魔法国エミリアの侵攻による被害が比較的少なかった大国、商業連合国アニマカルマとハルジア王国は同盟を結び、不当に占領されたアスキルドの解放を名目に反撃を開始する。
秘密裏に開発が進められていた自動人形(オートマタ)が実戦に初めて導入され、これが予想以上の活躍をすることとなった。
オートマタは魔石をベースとしたコアを破壊しなければ停止しないため、エミリアの奴隷兵たちでは十分な足止めをすることができなかった。
大規模な魔法で大きな損壊を与えることも可能ではあったが、大量の奴隷兵も巻き込んでしまうため、魔法使いにとって必須である前衛を失うことでより状況を悪化させる悪手であった。
それは実際にその作戦を実行した無能な指揮官が、見るも無残な最期を遂げたことで見事に証明している。
さらに畳み掛けるように、人間側で同盟軍が反旗を翻したのと期を同じくして魔王軍も攻勢を仕掛けてきたのだった。
魔王アゼル率いる魔王軍は一般の魔族を除いた、魔王・貴族のみで構成された少数精鋭の特殊部隊で魔法国へ攻め込んだ。
これまで魔王軍が魔法国エミリアに手をこまねいた大きな要因として、魔法が魔族の一般兵に対して甚大な被害を出していたというものがある。
魔王軍は兵の損耗を極端に避けるきらいがあり、一般兵に被害が出かねない魔法国との戦闘においてはかなり消極的な戦術をとっていた。
魔法は魔族にもダメージを与えられる有効な手段であったが、それはあくまで低クラスの魔族に限った話であり。

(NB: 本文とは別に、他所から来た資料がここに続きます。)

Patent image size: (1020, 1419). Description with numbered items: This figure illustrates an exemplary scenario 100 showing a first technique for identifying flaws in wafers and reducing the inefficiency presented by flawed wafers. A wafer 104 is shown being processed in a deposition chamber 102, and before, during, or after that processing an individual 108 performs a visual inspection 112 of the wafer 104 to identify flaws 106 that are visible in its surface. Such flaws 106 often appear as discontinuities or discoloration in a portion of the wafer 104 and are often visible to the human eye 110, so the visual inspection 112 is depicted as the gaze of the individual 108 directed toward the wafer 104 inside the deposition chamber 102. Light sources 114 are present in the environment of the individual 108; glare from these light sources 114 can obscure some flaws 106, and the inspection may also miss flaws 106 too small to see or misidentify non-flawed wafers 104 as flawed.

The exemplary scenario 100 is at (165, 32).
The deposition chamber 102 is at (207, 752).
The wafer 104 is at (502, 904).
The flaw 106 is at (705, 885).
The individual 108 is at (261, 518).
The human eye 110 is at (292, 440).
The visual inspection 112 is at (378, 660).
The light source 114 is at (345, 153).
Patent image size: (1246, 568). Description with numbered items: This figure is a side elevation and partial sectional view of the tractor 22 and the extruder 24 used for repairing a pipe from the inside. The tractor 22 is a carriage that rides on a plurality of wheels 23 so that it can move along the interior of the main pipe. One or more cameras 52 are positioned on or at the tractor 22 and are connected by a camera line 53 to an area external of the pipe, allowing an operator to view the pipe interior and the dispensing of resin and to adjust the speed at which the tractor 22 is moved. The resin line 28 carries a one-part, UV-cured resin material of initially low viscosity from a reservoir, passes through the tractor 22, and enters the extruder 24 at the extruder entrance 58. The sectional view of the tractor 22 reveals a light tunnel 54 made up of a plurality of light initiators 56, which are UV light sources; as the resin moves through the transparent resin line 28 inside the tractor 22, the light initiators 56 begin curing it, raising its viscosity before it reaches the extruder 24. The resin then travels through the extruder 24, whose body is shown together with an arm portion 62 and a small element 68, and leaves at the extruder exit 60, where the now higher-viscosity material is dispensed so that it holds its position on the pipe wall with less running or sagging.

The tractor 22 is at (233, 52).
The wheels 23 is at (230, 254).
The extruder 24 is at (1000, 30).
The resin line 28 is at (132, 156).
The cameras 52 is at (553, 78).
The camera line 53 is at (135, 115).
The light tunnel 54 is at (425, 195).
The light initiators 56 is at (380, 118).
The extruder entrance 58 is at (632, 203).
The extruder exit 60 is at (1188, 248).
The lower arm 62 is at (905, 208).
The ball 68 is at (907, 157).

貴族と呼ばれる上位の魔族に対してはダメージは通るものの、彼らのMP(魔素骨子)の絶対量が違い過ぎて相当数の数的優位を取らない限り魔法使いが相手をすることはできなかった。
もちろん今までも戦闘員を貴族以上に絞れば、魔族たちが魔法国エミリアにいいようにされることはなかったはずであったが、その場合は他の国の人間たちに対する戦力が手薄になってしまうため、これまではその手段を選ぶことができなかった。

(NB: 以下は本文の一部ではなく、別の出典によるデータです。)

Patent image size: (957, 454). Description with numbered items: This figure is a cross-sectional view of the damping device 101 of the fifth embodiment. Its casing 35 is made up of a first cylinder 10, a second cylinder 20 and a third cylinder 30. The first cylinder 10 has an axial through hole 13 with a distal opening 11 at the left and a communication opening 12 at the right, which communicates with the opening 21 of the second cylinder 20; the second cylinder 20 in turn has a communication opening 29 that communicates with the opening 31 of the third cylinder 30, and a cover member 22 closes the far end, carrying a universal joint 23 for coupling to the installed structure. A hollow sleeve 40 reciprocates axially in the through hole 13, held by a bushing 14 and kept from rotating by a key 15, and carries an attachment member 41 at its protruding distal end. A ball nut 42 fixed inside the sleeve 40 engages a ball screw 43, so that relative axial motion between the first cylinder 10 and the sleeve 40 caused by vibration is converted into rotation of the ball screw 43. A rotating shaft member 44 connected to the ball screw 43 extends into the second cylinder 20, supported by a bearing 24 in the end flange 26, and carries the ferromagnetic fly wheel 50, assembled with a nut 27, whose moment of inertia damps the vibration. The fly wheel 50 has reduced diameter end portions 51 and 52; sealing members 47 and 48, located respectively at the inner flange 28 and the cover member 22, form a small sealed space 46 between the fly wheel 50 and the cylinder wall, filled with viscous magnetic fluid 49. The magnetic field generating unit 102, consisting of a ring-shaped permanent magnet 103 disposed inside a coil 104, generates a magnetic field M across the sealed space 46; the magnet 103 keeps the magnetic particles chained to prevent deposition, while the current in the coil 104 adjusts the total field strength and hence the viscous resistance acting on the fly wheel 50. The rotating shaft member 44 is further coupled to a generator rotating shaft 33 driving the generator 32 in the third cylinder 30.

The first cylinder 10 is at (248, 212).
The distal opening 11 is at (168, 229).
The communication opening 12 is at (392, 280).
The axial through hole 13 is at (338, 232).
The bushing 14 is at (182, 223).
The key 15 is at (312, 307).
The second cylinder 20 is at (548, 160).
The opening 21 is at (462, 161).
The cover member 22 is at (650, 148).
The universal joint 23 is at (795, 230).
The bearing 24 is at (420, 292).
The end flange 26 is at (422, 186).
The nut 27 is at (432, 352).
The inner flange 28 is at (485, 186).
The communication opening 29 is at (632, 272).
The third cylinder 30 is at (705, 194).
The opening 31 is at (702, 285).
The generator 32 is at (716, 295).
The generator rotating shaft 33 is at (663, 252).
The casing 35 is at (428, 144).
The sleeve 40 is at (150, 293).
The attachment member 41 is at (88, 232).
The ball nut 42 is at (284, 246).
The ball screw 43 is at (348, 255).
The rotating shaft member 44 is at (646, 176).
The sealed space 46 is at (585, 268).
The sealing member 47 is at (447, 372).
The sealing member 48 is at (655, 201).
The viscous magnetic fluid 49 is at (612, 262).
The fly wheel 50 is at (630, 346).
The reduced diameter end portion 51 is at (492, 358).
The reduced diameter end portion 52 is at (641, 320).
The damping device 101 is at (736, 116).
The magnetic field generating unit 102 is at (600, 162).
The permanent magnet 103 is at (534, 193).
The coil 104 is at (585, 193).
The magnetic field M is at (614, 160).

魔王アゼルは我慢に我慢を重ね、人間たちの同盟国が魔法国に攻め込んだのを好機とみて魔王軍の精鋭部隊を魔法国へ投入したのだった。
魔王軍と同盟軍、敵対し軽んじていた者たちから一斉の反撃を受けた魔法国エミリアは、90年続いた歴史にたったの半年の防衛もできず幕を下ろすこととなった。
魔法使いたちの奴隷から解放されたアスキルドはアニマカルマやハルジアに不利な条約を飲まされながらも、10年をかけて再興していく。

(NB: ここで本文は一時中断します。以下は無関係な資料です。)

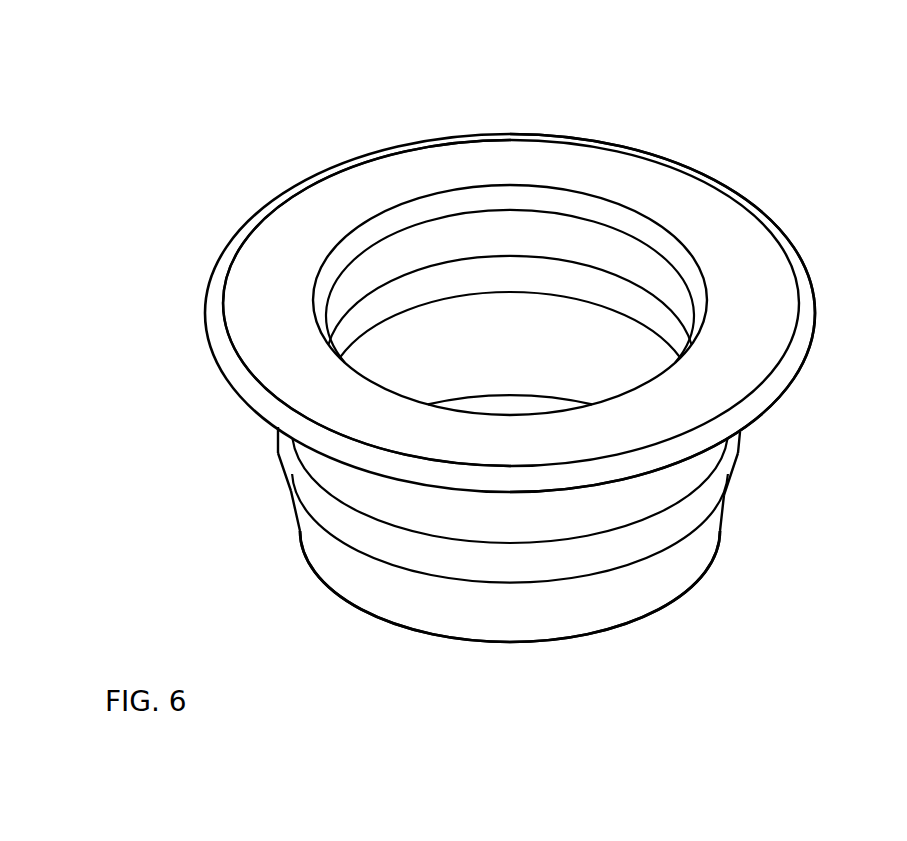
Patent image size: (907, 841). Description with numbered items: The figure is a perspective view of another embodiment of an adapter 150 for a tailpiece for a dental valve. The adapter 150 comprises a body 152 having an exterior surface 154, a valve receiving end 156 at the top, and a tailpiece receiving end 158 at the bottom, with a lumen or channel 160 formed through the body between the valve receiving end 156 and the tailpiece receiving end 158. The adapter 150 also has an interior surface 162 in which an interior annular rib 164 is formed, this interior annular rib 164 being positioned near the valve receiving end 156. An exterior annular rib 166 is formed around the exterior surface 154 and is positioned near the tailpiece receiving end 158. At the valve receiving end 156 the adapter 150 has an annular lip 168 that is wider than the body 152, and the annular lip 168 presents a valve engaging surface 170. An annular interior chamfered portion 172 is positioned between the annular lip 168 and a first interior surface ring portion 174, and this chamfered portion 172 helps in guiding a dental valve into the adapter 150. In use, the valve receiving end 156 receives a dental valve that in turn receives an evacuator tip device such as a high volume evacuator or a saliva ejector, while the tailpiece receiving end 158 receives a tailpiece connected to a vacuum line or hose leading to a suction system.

The adapter 150 is at (568, 122).
The body 152 is at (770, 476).
The exterior surface 154 is at (672, 568).
The valve receiving end 156 is at (773, 165).
The tailpiece receiving end 158 is at (633, 648).
The lumen or channel 160 is at (435, 343).
The interior surface 162 is at (615, 351).
The interior annular rib 164 is at (490, 270).
The exterior annular rib 166 is at (292, 452).
The annular lip 168 is at (822, 327).
The valve engaging surface 170 is at (287, 272).
The annular interior chamfered portion 172 is at (455, 207).
The first interior surface ring portion 174 is at (620, 257).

奴隷を支配し、自らも奴隷にされた、二つの意味での奴隷大国として。
さて、ここでひとつ問題を出そう。
自分たちが当然のごとく虐げていた人間が、ある日突然自分たちを虐げる立場になった。
…………その絶望は?
自分たちをゴミのように扱っていた連中が、その立場から転げ落ちて自分たちの足元に再び戻ってきた。
…………どうなると思う?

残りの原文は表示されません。